Suddenly, the lights went out and the beam of a projector was slicing through the room, splashing across a white wall, beneath high, dingy windows. Watching, Kat forgot what century—much less what year—they were in, because on the screen it was the Hamptons in summer. There were girls in tennis whites and men in seersucker suits. Slowly, the camera panned across a wide lawn, taking in the smiling faces and waving hands. There was an undeniable resemblance among them all, and Kat, who had a long line of “relatives” who didn’t share the same blood, had to remind herself that there are some families that do have the same smile—the same eyes.

Then she remembered why they seemed so familiar, and she turned to take in the boy beside her. But it was like Hale had forgotten she was there. He was staring at the flickering image, being pulled into a memory that wasn’t his own.

“That’s her,” he whispered.

“Who?” Kat asked.

He pointed. “Hazel. That’s her.”

There were three young women on the screen, but one stood apart from the group. She kept her hands intertwined, like someone who had been invited—but not born—inside the family.

Kat watched her smile and laugh. The wind blew through her hair, and it was easy for Kat to imagine the cool breeze and warm sun on the woman’s skin, but she wasn’t truly comfortable there on that sunny stretch of lawn.

“Which one is Reginald?” Kat pointed back to the screen.

“In the hat,” Hale said just as, in the video, the long-lost uncle slapped the recently departed grandmother on the butt.

“See,” Marianne told Eddie. “Vigor!”

“Yes, Edward,” Marcus agreed. “Do you think you can capture that?”

But Kat didn’t listen for the answer. She was too entranced by the woman on the screen. “She was beautiful.”

Hale tilted his head. “She was lonely.”

Kat knew that he was right. She was also certain that he knew the feeling.
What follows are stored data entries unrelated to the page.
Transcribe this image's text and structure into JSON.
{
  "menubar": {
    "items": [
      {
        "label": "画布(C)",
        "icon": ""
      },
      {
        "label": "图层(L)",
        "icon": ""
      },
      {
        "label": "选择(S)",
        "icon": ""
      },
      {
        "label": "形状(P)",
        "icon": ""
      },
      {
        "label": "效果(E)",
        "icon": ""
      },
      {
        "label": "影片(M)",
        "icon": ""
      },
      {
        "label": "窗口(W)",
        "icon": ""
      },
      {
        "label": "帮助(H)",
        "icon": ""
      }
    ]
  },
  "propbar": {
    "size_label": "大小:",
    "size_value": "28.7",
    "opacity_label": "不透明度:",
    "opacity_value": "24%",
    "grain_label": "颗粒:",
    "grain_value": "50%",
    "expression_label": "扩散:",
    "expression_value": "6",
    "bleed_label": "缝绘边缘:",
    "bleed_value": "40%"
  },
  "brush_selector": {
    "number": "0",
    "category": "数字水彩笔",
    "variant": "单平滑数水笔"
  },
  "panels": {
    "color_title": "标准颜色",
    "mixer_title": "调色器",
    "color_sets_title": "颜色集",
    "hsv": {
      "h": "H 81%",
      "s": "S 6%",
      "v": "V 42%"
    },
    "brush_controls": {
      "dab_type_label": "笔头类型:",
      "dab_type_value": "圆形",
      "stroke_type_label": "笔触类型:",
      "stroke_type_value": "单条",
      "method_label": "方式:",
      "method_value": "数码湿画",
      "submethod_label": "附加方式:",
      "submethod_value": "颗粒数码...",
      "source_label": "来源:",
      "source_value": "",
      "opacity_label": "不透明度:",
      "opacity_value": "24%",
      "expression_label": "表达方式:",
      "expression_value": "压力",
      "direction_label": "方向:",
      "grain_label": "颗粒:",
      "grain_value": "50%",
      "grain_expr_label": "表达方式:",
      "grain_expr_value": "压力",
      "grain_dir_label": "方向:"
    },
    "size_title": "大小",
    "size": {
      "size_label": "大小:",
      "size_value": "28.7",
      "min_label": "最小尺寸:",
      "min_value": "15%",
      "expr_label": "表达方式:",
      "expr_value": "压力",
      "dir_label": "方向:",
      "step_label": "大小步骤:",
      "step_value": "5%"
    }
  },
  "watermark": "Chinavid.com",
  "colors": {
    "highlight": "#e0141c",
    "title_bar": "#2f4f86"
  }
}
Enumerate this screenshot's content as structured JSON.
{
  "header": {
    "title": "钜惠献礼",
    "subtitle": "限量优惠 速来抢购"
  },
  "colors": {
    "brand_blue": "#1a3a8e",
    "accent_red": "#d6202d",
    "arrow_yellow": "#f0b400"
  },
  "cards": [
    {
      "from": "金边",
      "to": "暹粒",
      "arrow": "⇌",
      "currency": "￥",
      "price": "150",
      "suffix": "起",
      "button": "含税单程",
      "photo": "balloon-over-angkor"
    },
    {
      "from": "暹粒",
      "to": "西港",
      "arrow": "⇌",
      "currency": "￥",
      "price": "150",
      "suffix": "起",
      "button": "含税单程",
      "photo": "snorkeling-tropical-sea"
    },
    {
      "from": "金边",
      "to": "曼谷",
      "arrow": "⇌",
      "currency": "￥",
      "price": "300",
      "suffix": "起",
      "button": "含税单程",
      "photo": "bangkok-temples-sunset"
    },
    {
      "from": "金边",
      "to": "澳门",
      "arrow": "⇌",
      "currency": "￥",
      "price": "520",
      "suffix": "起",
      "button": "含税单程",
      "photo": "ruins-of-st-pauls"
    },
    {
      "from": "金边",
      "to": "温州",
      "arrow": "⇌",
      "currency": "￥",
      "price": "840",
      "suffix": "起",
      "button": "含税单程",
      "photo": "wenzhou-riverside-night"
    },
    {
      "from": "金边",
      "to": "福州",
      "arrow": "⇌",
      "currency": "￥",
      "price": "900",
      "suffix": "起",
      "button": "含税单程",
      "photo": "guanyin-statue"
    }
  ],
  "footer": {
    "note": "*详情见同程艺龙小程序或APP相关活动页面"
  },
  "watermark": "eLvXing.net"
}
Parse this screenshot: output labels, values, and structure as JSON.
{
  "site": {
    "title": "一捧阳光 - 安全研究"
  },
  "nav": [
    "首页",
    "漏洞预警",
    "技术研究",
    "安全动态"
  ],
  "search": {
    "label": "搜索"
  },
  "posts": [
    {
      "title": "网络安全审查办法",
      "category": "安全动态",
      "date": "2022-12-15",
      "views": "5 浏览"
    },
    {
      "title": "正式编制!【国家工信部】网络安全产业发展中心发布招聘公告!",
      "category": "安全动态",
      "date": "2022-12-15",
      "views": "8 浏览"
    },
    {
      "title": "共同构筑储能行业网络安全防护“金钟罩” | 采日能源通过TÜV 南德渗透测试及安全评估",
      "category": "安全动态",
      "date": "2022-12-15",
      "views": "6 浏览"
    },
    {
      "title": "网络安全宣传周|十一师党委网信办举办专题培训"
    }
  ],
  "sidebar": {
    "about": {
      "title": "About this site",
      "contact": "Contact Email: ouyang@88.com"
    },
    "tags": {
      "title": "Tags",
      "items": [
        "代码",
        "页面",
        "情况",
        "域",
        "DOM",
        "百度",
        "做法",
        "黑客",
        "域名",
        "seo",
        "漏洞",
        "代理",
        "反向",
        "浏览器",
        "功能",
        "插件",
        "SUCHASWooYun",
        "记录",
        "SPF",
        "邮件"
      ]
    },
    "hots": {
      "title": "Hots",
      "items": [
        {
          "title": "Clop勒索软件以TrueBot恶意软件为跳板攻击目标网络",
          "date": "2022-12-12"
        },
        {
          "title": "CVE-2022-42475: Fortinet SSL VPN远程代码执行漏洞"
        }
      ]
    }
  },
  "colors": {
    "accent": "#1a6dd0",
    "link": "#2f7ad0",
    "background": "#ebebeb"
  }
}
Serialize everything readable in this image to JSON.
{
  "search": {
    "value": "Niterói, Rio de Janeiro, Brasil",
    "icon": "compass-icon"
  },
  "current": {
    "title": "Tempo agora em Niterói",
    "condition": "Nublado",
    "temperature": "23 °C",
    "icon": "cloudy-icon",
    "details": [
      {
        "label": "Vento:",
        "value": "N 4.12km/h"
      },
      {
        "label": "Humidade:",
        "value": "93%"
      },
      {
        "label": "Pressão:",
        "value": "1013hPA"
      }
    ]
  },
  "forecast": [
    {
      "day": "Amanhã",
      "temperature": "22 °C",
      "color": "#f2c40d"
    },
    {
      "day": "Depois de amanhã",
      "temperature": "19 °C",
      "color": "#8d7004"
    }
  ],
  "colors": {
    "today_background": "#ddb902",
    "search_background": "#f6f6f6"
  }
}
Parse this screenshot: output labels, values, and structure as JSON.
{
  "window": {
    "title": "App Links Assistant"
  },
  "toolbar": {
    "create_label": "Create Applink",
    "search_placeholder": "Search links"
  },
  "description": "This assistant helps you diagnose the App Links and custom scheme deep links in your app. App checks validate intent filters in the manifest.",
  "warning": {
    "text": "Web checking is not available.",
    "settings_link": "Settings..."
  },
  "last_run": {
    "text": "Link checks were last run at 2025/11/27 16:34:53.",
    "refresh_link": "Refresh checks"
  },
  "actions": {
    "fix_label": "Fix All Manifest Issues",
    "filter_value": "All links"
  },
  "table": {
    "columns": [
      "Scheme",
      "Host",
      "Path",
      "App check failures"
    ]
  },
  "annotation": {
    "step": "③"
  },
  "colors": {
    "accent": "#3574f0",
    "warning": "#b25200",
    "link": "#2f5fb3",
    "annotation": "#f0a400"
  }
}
The Hale name was his birthright and legacy, but like his grandmother, he had never truly belonged.

Kat watched Hale’s face change and knew that the sadness he had carried since the funeral was back. He wasn’t okay. She saw it in him, lingering just under the surface, waiting to break free.

There were flash cards with photos of distant relatives, a quiz about the family pets. Kat had been by Hale’s side almost constantly for over two years, but she learned more about his family in those four hours than she had ever even suspected before. And through it all, Eddie never wavered or complained, soaking up the facts and figures like a sponge.

“And when they ask for a DNA test?” Marianne asked at last. Kat could tell the question had been weighing on her for hours, and finally she couldn’t hold it back anymore. “What will we do then?”

Kat thought about her uncle’s words, his warnings. He was right, of course. The Anastasia was a dead con, but they didn’t have to steal the company. She smiled. They only had to steal time.